On dira simplement que nous sommes dépendants de l'eau, et non à l'eau, ce qui fait toute la différence, alors que le fumeur est dépendant au tabac. Ah, les prépositions !
Si haut qu'on soit placé, on n'est jamais assis que sur son cul (MONTAIGNE).

Invité

Message par Invité » lun. 02 juil. 2007, 21:48

Dans la dernière parution du petit opuscule DLF, je suis tombé sur un article (p26) qui évoque un mot, non cité ici, qui me semble pourtant en plein dans notre sujet, le mot: "assuétude".

Voilà bien le mot qui peut faire barrage à addiction, non?

Encore faudrait-il le connaître, il est vrai.

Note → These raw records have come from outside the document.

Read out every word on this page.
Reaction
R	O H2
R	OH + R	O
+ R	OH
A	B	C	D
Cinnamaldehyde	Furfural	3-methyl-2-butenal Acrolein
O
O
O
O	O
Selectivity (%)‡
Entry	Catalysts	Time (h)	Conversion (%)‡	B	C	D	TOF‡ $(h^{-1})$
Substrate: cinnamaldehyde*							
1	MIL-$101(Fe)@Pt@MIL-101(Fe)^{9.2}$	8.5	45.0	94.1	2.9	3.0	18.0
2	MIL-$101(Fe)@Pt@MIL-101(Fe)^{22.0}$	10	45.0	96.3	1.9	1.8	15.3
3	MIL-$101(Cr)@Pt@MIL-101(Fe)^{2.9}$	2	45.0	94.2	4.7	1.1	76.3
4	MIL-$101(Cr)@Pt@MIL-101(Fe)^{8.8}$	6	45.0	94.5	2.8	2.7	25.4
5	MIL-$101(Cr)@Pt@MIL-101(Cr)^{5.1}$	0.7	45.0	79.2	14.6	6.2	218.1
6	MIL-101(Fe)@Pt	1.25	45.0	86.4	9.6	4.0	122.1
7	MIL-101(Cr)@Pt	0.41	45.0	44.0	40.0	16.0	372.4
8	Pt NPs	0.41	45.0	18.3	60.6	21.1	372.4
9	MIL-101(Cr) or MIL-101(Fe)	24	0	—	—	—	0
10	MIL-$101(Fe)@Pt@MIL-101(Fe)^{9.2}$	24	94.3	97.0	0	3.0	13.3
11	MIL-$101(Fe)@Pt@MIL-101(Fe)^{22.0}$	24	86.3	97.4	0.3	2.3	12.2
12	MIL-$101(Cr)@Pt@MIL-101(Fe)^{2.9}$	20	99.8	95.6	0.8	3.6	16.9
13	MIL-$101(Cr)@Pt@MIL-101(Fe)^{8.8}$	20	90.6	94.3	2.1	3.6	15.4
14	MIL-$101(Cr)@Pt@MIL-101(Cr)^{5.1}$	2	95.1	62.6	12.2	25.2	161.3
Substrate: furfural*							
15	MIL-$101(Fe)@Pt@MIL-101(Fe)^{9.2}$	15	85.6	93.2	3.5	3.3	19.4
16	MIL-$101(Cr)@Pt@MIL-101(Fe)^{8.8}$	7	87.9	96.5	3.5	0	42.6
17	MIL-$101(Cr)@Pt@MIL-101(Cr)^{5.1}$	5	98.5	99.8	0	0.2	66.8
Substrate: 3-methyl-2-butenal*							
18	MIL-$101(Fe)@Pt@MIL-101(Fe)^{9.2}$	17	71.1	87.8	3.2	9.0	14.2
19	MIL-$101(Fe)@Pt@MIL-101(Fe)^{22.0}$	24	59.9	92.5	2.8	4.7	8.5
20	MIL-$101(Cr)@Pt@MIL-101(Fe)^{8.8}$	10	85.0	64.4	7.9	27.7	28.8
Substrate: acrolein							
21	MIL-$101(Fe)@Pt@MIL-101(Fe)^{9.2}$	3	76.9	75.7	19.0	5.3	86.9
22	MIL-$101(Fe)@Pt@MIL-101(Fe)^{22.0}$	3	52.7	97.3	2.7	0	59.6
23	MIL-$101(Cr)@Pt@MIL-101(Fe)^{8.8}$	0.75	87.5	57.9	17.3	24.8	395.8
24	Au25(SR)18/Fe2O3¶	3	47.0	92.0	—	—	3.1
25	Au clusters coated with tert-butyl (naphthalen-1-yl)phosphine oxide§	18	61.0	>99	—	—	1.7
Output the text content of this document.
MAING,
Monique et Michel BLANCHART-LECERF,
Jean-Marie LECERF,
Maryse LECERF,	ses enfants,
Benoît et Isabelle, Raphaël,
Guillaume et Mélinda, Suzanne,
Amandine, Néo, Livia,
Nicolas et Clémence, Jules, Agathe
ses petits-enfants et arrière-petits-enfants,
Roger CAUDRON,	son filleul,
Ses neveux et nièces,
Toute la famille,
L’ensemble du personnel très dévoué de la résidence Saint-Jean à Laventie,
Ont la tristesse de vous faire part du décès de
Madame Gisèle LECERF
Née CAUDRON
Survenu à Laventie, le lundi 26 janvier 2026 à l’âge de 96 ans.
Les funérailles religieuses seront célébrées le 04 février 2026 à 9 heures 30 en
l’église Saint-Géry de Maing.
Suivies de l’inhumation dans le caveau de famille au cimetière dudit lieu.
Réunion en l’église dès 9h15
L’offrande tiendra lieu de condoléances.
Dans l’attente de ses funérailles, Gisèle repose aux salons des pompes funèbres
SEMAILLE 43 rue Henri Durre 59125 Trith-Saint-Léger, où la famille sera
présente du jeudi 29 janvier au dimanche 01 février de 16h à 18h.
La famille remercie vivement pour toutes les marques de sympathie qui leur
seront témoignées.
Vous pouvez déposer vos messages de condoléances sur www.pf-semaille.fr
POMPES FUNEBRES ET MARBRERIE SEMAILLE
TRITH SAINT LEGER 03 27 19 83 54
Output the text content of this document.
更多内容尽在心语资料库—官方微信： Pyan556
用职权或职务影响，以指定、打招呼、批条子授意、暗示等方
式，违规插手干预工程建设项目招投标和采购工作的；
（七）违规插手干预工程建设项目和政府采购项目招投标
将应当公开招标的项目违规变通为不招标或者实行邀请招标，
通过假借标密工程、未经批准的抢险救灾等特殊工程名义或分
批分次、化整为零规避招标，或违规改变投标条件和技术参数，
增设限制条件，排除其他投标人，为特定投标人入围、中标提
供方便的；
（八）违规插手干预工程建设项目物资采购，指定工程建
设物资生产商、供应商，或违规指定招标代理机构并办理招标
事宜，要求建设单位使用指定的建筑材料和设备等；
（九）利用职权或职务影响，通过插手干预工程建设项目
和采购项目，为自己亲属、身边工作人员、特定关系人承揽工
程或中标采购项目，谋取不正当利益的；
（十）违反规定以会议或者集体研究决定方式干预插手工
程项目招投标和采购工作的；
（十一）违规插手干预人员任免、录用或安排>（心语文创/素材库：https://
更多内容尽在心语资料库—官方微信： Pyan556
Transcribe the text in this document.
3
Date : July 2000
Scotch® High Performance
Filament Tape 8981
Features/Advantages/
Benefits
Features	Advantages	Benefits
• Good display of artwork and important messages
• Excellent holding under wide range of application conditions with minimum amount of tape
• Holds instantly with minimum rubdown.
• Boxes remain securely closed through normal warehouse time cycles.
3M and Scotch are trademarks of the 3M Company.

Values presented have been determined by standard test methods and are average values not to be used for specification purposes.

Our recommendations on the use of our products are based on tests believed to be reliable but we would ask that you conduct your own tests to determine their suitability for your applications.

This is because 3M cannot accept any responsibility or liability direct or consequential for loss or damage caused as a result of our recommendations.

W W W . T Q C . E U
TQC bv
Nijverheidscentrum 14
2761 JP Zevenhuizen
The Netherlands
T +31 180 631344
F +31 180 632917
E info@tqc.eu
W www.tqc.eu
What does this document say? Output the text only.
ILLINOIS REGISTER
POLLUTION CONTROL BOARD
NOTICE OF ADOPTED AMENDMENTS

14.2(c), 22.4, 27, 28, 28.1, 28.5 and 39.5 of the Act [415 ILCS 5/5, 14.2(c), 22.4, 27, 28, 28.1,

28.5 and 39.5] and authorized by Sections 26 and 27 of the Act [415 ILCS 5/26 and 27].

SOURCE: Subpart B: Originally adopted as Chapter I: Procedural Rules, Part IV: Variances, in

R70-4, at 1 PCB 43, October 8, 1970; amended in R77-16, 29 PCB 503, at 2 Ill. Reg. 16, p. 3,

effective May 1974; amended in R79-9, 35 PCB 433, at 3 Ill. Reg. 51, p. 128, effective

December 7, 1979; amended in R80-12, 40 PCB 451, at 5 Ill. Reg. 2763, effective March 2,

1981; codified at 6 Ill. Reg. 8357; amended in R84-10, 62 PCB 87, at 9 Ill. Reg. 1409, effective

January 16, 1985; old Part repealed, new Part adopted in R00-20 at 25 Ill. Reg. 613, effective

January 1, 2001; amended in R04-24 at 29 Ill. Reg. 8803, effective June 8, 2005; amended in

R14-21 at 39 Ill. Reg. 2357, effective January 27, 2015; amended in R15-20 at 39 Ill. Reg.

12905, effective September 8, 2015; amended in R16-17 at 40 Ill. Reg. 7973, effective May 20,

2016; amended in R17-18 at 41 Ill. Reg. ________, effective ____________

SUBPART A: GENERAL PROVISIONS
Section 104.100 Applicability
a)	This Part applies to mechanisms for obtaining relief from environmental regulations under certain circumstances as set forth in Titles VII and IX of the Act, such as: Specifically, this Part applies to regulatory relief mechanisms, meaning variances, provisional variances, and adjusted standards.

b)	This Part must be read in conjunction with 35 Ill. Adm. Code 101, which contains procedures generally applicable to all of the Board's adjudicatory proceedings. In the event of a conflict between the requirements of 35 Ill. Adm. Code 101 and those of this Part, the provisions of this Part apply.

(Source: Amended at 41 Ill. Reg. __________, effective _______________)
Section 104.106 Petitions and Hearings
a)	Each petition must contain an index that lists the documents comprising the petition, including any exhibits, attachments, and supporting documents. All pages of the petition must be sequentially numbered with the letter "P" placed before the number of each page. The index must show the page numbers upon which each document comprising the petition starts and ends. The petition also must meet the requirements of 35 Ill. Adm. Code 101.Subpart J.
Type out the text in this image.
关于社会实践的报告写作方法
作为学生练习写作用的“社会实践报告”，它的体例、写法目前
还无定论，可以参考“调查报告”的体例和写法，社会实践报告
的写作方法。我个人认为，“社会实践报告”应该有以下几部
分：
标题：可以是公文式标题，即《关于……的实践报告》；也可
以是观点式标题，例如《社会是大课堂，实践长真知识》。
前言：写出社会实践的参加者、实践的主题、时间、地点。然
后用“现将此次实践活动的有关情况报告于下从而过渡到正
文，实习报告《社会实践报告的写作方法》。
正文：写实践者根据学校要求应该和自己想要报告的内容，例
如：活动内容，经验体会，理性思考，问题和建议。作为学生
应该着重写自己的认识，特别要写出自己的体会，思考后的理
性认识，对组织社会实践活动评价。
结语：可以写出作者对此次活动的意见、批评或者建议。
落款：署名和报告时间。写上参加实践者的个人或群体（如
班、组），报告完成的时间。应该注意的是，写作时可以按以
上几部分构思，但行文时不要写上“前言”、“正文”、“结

Il faudrait qu'il sorte du cercle des psy..

Définitions:
1. L'assuétude est un continuum, c'est-à-dire qu'il est un cercle vicieux, qui recommence sans arrêt et qui n'a pas de fin sans intervention.

2. L'assuétude détourne la personne de tous ses autres centres d'intérêt, ce qui veut dire que l'usage de la ou des drogues devient omniprésent, en éliminant progressivement tous les autres centres d'intérêt de la personne.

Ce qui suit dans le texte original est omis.